Bryan Maher – Citadel Securities

Right. So suffice it to say, I mean, we could do our own modeling, kind of what we think you guys are going to do results-wise. But is it safe to say that you’re not anticipating over the next two to three to four quarters, you know, any big impairment charges or any other TA opco-type big expenses that we might not be thinking about which, other than the normal course of operations, would impact the earnings you would expect coming out of TA? Is that fair?

Thomas O’Brien

Yeah. I don’t see anything today, and Andy can back me up on this, that is along the lines of those things you’ve just listed.

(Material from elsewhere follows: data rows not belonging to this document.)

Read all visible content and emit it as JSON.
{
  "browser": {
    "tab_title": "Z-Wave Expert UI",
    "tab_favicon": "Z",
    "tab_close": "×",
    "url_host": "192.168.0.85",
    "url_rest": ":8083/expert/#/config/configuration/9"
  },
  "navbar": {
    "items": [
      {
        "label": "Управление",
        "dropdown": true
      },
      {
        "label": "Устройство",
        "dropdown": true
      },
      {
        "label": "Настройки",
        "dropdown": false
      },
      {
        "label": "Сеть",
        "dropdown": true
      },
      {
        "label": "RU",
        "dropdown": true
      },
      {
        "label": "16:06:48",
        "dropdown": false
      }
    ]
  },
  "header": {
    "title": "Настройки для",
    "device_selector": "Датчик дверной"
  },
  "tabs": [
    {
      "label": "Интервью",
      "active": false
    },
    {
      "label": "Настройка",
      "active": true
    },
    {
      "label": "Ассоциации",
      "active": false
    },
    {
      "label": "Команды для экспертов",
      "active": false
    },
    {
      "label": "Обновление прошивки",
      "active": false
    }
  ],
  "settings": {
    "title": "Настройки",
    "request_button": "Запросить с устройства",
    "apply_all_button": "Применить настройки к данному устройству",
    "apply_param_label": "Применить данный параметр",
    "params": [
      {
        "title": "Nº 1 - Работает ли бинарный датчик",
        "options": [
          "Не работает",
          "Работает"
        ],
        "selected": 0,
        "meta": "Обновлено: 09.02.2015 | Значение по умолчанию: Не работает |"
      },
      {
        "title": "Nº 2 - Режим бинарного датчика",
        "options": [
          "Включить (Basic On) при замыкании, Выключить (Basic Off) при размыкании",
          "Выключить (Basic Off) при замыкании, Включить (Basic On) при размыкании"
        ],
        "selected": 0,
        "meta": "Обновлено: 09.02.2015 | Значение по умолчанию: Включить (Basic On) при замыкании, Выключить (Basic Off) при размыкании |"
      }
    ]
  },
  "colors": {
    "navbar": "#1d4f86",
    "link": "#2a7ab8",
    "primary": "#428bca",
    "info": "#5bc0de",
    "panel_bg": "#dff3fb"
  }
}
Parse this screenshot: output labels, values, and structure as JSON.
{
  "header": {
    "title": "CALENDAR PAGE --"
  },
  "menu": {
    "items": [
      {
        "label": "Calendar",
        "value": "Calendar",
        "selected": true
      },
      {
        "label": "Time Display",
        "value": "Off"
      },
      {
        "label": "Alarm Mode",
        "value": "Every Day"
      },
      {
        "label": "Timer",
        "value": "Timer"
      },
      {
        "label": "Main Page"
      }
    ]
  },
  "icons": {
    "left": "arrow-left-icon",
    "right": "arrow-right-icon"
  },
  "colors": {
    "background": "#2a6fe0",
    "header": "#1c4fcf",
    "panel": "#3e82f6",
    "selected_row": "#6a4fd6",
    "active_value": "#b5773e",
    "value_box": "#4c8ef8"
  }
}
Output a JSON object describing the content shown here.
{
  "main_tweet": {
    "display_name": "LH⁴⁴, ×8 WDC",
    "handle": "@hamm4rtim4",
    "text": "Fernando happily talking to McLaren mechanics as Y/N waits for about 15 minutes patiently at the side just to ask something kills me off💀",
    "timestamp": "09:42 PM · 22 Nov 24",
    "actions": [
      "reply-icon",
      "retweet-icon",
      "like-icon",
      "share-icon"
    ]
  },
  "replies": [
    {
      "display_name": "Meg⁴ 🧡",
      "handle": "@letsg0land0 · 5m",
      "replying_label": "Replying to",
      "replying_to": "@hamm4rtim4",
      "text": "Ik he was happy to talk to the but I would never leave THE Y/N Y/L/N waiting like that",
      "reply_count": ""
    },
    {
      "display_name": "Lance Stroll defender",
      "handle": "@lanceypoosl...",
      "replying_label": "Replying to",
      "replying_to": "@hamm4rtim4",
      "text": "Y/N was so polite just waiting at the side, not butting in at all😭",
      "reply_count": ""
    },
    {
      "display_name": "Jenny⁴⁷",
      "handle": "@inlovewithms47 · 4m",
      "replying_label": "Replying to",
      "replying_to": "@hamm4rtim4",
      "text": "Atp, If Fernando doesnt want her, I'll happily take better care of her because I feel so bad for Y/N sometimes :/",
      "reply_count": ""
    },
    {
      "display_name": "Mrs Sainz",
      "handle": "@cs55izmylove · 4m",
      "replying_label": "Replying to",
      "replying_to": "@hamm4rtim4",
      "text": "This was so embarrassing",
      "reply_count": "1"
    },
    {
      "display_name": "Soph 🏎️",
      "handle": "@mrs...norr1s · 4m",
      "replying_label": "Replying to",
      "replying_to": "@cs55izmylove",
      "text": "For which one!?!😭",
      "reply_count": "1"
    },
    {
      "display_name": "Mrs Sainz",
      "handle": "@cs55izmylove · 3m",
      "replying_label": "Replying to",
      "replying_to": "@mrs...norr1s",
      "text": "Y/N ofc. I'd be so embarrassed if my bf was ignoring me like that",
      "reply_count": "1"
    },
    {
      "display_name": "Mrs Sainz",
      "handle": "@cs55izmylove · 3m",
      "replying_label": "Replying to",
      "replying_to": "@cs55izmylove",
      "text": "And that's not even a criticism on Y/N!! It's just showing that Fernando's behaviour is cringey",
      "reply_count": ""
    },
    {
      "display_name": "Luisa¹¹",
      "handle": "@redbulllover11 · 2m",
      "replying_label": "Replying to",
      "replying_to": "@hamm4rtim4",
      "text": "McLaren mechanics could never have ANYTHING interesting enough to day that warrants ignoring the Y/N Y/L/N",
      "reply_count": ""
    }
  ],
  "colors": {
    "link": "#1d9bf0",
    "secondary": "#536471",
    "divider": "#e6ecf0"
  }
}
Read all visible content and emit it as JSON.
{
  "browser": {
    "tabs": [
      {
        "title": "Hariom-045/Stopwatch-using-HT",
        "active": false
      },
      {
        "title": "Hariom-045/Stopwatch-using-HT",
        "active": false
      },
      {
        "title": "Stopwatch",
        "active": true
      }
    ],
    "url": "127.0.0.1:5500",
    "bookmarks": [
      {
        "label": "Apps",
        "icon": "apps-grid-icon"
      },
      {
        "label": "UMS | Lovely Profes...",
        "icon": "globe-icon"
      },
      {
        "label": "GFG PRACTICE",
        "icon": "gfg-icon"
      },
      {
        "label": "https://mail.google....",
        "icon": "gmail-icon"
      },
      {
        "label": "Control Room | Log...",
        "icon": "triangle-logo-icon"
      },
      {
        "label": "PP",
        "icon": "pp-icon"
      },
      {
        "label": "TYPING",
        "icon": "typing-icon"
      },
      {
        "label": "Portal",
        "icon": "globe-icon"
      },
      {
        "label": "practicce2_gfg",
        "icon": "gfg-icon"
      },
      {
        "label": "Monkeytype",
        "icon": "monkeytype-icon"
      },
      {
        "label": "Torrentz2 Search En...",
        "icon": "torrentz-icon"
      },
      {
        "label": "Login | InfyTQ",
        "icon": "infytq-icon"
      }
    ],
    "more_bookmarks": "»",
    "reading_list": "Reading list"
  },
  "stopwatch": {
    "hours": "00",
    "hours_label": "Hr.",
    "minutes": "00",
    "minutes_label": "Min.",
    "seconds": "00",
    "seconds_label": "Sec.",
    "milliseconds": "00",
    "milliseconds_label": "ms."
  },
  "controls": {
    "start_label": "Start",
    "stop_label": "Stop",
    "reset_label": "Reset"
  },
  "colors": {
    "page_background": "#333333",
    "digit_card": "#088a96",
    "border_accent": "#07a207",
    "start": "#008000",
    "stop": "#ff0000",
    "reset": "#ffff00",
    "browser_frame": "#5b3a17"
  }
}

Bryan Maher – Citadel Securities

Okay. Thanks a lot.

Thomas O’Brien

Okay.

Operator

We have a follow-up question from the line of Smedes Rose with KBW. Please go ahead.

Smedes Rose – KBW

Hi. I know you’re limited in what you can say, but I just want to make sure I understand something. Your ability to defer rent ends at the end of this year, right, but you don’t have to pay back the deferred rent until July.

Thomas O’Brien

Right.

Smedes Rose – KBW

So in terms of timing with HPT, unless you’re planning on stepping up to the originally agreed upon rents, it should be something that we should have more news on this before year-end, correct? Or do you think there’s a chance HPT would allow you to keep deferring until that rent’s paid—due in June or July?

Thomas O’Brien

Again, you are right; and again, I don’t mean to sidestep questions, but I do have to be very careful simply because of the—if for no other reason, because the negotiations haven’t yet started. But I will suggest to you not because I’m predicting the future but I think your assumptions may need to be tempered by the fact that we do have cash on the balance sheet and so the ability to pay rent when, say, January comes along, if we get to that point, and the first step in the change—there’s two changes coming. One, we’re not going to be able to defer under the current agreement. We won’t be able to defer $5 million of rent a month; and then in July we have to repay. If we get to a milestone in January and we don’t have the ability to defer that $5 million of rent, we have $100 million-plus of cash on the balance sheet, so. Again, I’m not predicting what’s going to happen. I’m not coaching you in any way. I am commenting on your hypothesis, though, that there are other possibilities.

Smedes Rose – KBW

Okay. Thank you.

Thomas O’Brien

Okay.

Operator

Okay, thank you. And there are no further questions. I will now turn the conference back to Tom O’Brien.

Thomas O’Brien

Well I just want to thank everybody for joining us, and look forward to talking to you after the fourth quarter.

Operator

Ladies and gentlemen, that does conclude our conference for today. Thank you for your participation and for using AT&T Executive Teleconference Service. You may now disconnect.